What are Partitioning Functions?
There are three kinds of partitioning functions:
- Splitting functions split data across workers and/or loop iterations
- Merging functions merge data that was previously split
- Casting functions convert data split across workers from one partition type to another
To create a partitioning function, two things are required:
- A function that implements the splitting/merging/casting
- A description of the requirements of the partition type of any data to be split/merged/casted with this function
Why Write Partitioning Functions?
Partitioning functions are dynamically dispatched based on the partition types of data. This dynamic dispatch allows splitting/merging/casting functions to specialize their implementation for the particular partition type that they require or the location of the data being split/merged.

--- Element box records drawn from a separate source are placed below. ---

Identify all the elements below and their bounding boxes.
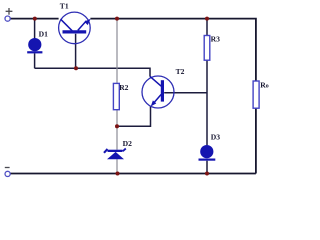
svg-text:T1: T1 [60,2,69,11]
svg-text:R2: R2 [119,83,128,92]
svg-text:D3: D3 [211,132,220,141]
svg-text:D2: D2 [123,139,132,148]
svg-text:R3: R3 [211,34,220,43]
svg-text:T2: T2 [176,67,185,76]
svg-text:D1: D1 [39,29,48,38]
svg-text:Ro: Ro [260,80,269,89]
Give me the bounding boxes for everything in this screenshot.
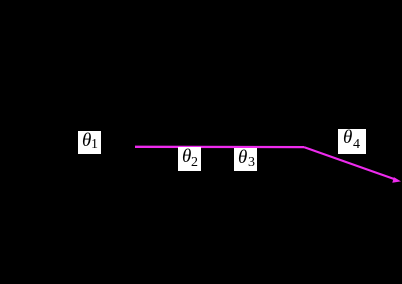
label box theta_2 — [178, 147, 201, 171]
theta_3 text — [238, 148, 247, 167]
theta_2 text — [182, 147, 191, 166]
label box theta_4 — [338, 129, 366, 154]
arrowhead — [392, 177, 401, 183]
theta_4 text — [343, 128, 352, 147]
wire: refracted ray segment — [304, 147, 396, 179]
theta_1 text — [82, 131, 91, 150]
label box theta_1 — [78, 131, 101, 154]
label box theta_3 — [234, 148, 257, 171]
wire: horizontal ray segment — [135, 146, 304, 149]
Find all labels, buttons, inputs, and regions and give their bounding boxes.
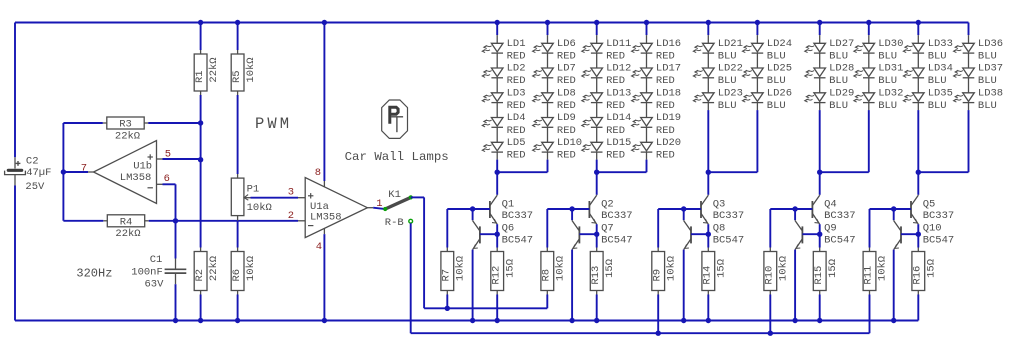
svg-text:R13: R13 — [590, 266, 602, 285]
svg-text:RED: RED — [606, 150, 625, 162]
svg-text:LD21: LD21 — [718, 38, 743, 50]
svg-text:LD22: LD22 — [718, 63, 743, 75]
svg-text:R16: R16 — [912, 266, 924, 285]
svg-text:5: 5 — [165, 148, 171, 160]
svg-text:3: 3 — [288, 187, 294, 199]
svg-text:BLU: BLU — [767, 75, 786, 87]
svg-text:RED: RED — [606, 51, 625, 63]
svg-text:K1: K1 — [388, 189, 401, 201]
svg-text:Q10: Q10 — [923, 223, 942, 235]
svg-text:R12: R12 — [490, 266, 502, 285]
svg-text:RED: RED — [507, 51, 526, 63]
svg-text:10kΩ: 10kΩ — [245, 256, 257, 281]
svg-text:LD6: LD6 — [557, 38, 576, 50]
svg-text:BC337: BC337 — [601, 210, 633, 222]
svg-text:BLU: BLU — [767, 100, 786, 112]
svg-text:LD19: LD19 — [656, 112, 681, 124]
svg-text:2: 2 — [288, 210, 294, 222]
svg-text:Q8: Q8 — [713, 223, 726, 235]
svg-text:LD8: LD8 — [557, 87, 576, 99]
svg-text:10kΩ: 10kΩ — [877, 256, 889, 281]
svg-text:P1: P1 — [247, 183, 260, 195]
svg-text:BC547: BC547 — [502, 234, 534, 246]
svg-text:BLU: BLU — [718, 75, 737, 87]
svg-text:LD17: LD17 — [656, 63, 681, 75]
svg-text:RED: RED — [656, 51, 675, 63]
svg-text:LD20: LD20 — [656, 137, 681, 149]
svg-text:15Ω: 15Ω — [604, 259, 616, 278]
svg-text:LD31: LD31 — [878, 63, 903, 75]
svg-text:C2: C2 — [26, 155, 39, 167]
svg-text:LD23: LD23 — [718, 87, 743, 99]
svg-text:LD1: LD1 — [507, 38, 526, 50]
svg-text:22kΩ: 22kΩ — [208, 256, 220, 281]
svg-text:BC547: BC547 — [713, 234, 745, 246]
svg-text:BLU: BLU — [928, 100, 947, 112]
svg-text:Q7: Q7 — [601, 223, 614, 235]
svg-text:22kΩ: 22kΩ — [115, 228, 140, 240]
svg-text:RED: RED — [557, 150, 576, 162]
svg-text:BLU: BLU — [878, 51, 897, 63]
svg-text:BLU: BLU — [767, 51, 786, 63]
svg-text:R9: R9 — [651, 269, 663, 282]
svg-text:100nF: 100nF — [131, 266, 163, 278]
svg-text:15Ω: 15Ω — [716, 259, 728, 278]
svg-text:8: 8 — [315, 167, 321, 179]
svg-text:63V: 63V — [144, 279, 164, 291]
svg-text:RED: RED — [656, 125, 675, 137]
svg-text:LD30: LD30 — [878, 38, 903, 50]
svg-text:R11: R11 — [863, 266, 875, 285]
svg-text:BC337: BC337 — [824, 210, 856, 222]
svg-text:BLU: BLU — [718, 100, 737, 112]
svg-text:BC337: BC337 — [923, 210, 955, 222]
svg-text:Car Wall Lamps: Car Wall Lamps — [345, 150, 449, 164]
svg-text:Q4: Q4 — [824, 199, 837, 211]
svg-text:LM358: LM358 — [120, 172, 152, 184]
svg-text:Q5: Q5 — [923, 199, 936, 211]
svg-text:BC337: BC337 — [713, 210, 745, 222]
svg-text:LD36: LD36 — [978, 38, 1003, 50]
svg-text:LD14: LD14 — [606, 112, 631, 124]
svg-text:LD28: LD28 — [829, 63, 854, 75]
svg-text:6: 6 — [164, 173, 170, 185]
svg-text:10kΩ: 10kΩ — [665, 256, 677, 281]
svg-text:RED: RED — [557, 75, 576, 87]
svg-text:LD18: LD18 — [656, 87, 681, 99]
svg-text:RED: RED — [557, 100, 576, 112]
svg-text:RED: RED — [507, 125, 526, 137]
svg-text:R8: R8 — [541, 269, 553, 282]
svg-text:RED: RED — [606, 100, 625, 112]
svg-text:U1b: U1b — [133, 161, 152, 173]
svg-text:C1: C1 — [150, 254, 163, 266]
svg-text:BLU: BLU — [928, 75, 947, 87]
svg-text:R2: R2 — [194, 269, 206, 282]
svg-text:10kΩ: 10kΩ — [778, 256, 790, 281]
svg-text:R14: R14 — [702, 266, 714, 285]
svg-text:LD3: LD3 — [507, 87, 526, 99]
svg-text:BC547: BC547 — [824, 234, 856, 246]
svg-text:RED: RED — [656, 150, 675, 162]
svg-text:LD12: LD12 — [606, 63, 631, 75]
svg-text:LD27: LD27 — [829, 38, 854, 50]
svg-text:RED: RED — [507, 150, 526, 162]
svg-text:BLU: BLU — [978, 75, 997, 87]
svg-text:RED: RED — [656, 100, 675, 112]
svg-text:RED: RED — [507, 75, 526, 87]
svg-text:BLU: BLU — [829, 51, 848, 63]
svg-text:15Ω: 15Ω — [827, 259, 839, 278]
svg-text:Q1: Q1 — [502, 199, 515, 211]
svg-text:LD16: LD16 — [656, 38, 681, 50]
svg-text:R1: R1 — [194, 70, 206, 83]
svg-text:15Ω: 15Ω — [504, 259, 516, 278]
svg-text:BC547: BC547 — [923, 234, 955, 246]
svg-text:Q6: Q6 — [502, 223, 515, 235]
svg-text:LD7: LD7 — [557, 63, 576, 75]
svg-text:BLU: BLU — [878, 100, 897, 112]
svg-text:LD33: LD33 — [928, 38, 953, 50]
svg-text:LD13: LD13 — [606, 87, 631, 99]
svg-text:Q2: Q2 — [601, 199, 614, 211]
svg-text:25V: 25V — [25, 181, 45, 193]
svg-text:R5: R5 — [231, 70, 243, 83]
svg-text:BLU: BLU — [978, 100, 997, 112]
svg-text:RED: RED — [606, 125, 625, 137]
svg-text:10kΩ: 10kΩ — [245, 57, 257, 82]
svg-text:BLU: BLU — [829, 75, 848, 87]
svg-text:15Ω: 15Ω — [926, 259, 938, 278]
svg-text:R3: R3 — [119, 119, 132, 131]
svg-text:R6: R6 — [231, 269, 243, 282]
svg-text:BLU: BLU — [928, 51, 947, 63]
svg-text:LD2: LD2 — [507, 63, 526, 75]
svg-text:LD38: LD38 — [978, 87, 1003, 99]
svg-text:R7: R7 — [441, 269, 453, 282]
svg-text:BLU: BLU — [718, 51, 737, 63]
svg-text:RED: RED — [557, 125, 576, 137]
svg-text:R-B: R-B — [385, 217, 404, 229]
svg-text:47µF: 47µF — [26, 167, 51, 179]
svg-text:LD25: LD25 — [767, 63, 792, 75]
svg-text:BLU: BLU — [978, 51, 997, 63]
svg-text:22kΩ: 22kΩ — [115, 130, 140, 142]
svg-text:BLU: BLU — [829, 100, 848, 112]
svg-text:10kΩ: 10kΩ — [455, 256, 467, 281]
svg-text:10kΩ: 10kΩ — [555, 256, 567, 281]
svg-text:LD32: LD32 — [878, 87, 903, 99]
svg-text:LD4: LD4 — [507, 112, 526, 124]
svg-text:LD9: LD9 — [557, 112, 576, 124]
svg-text:BC547: BC547 — [601, 234, 633, 246]
svg-text:LD26: LD26 — [767, 87, 792, 99]
svg-text:LD15: LD15 — [606, 137, 631, 149]
svg-text:LD10: LD10 — [557, 137, 582, 149]
svg-text:Q9: Q9 — [824, 223, 837, 235]
svg-text:R15: R15 — [813, 266, 825, 285]
svg-text:LD34: LD34 — [928, 63, 953, 75]
svg-text:Q3: Q3 — [713, 199, 726, 211]
svg-text:LD37: LD37 — [978, 63, 1003, 75]
svg-text:R4: R4 — [120, 216, 133, 228]
svg-text:BC337: BC337 — [502, 210, 534, 222]
svg-text:22kΩ: 22kΩ — [208, 57, 220, 82]
svg-text:LD11: LD11 — [606, 38, 631, 50]
svg-text:R10: R10 — [764, 266, 776, 285]
svg-text:BLU: BLU — [878, 75, 897, 87]
svg-text:LD29: LD29 — [829, 87, 854, 99]
svg-text:LD24: LD24 — [767, 38, 792, 50]
svg-text:RED: RED — [656, 75, 675, 87]
svg-text:320Hz: 320Hz — [76, 267, 112, 281]
svg-text:PWM: PWM — [255, 115, 292, 133]
svg-text:7: 7 — [81, 162, 87, 174]
svg-text:RED: RED — [606, 75, 625, 87]
svg-text:LD5: LD5 — [507, 137, 526, 149]
svg-text:RED: RED — [507, 100, 526, 112]
svg-text:LD35: LD35 — [928, 87, 953, 99]
svg-text:LM358: LM358 — [310, 212, 342, 224]
svg-text:4: 4 — [316, 241, 322, 253]
svg-text:RED: RED — [557, 51, 576, 63]
svg-text:10kΩ: 10kΩ — [247, 202, 272, 214]
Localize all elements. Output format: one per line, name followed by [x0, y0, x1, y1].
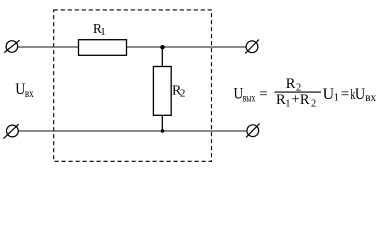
svg-text:2: 2: [180, 88, 186, 100]
svg-text:=: =: [341, 87, 349, 103]
wire: vertical wire from node to R2 top: [161, 47, 163, 67]
svg-text:1: 1: [285, 98, 290, 109]
formula: Uvyx = R2/(R1+R2) U1 = kUvx: [234, 76, 377, 110]
svg-text:U: U: [15, 81, 25, 98]
svg-text:вх: вх: [25, 86, 34, 100]
svg-text:U: U: [323, 86, 335, 103]
wire: bottom wire: [18, 130, 247, 132]
dashed box (divider network outline): [54, 10, 212, 161]
wire: top wire from R1 to output terminal: [127, 46, 247, 48]
svg-text:+: +: [292, 92, 300, 108]
wire: top-left input wire: [18, 46, 79, 48]
svg-text:U: U: [355, 86, 365, 103]
svg-text:1: 1: [334, 91, 340, 103]
svg-text:2: 2: [311, 98, 316, 109]
node: junction dot bottom: [161, 129, 165, 133]
fraction bar: [275, 91, 322, 93]
svg-text:1: 1: [100, 26, 106, 38]
svg-text:вых: вых: [243, 90, 256, 104]
svg-text:R: R: [300, 92, 310, 108]
svg-text:R: R: [286, 76, 296, 92]
terminal: input top (circle with slash): [4, 40, 19, 52]
terminal: output bottom (circle with slash): [246, 124, 260, 138]
terminal: input bottom (circle with slash): [4, 124, 19, 138]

For example, data with a partition type of Blocked{balanced}
might
be split with a splitting function SplitBlock
that doesn't require
iterating through the data being split and is therefore much less
computationally intensive than a function like SplitGroup
.
Another example data with a location of HDF5
might be split by a splitting function
ReadHDF5
that leverages Parallel HDF5 for platform-optimized reading
and writing of HDF5 datasets parallelized across workers.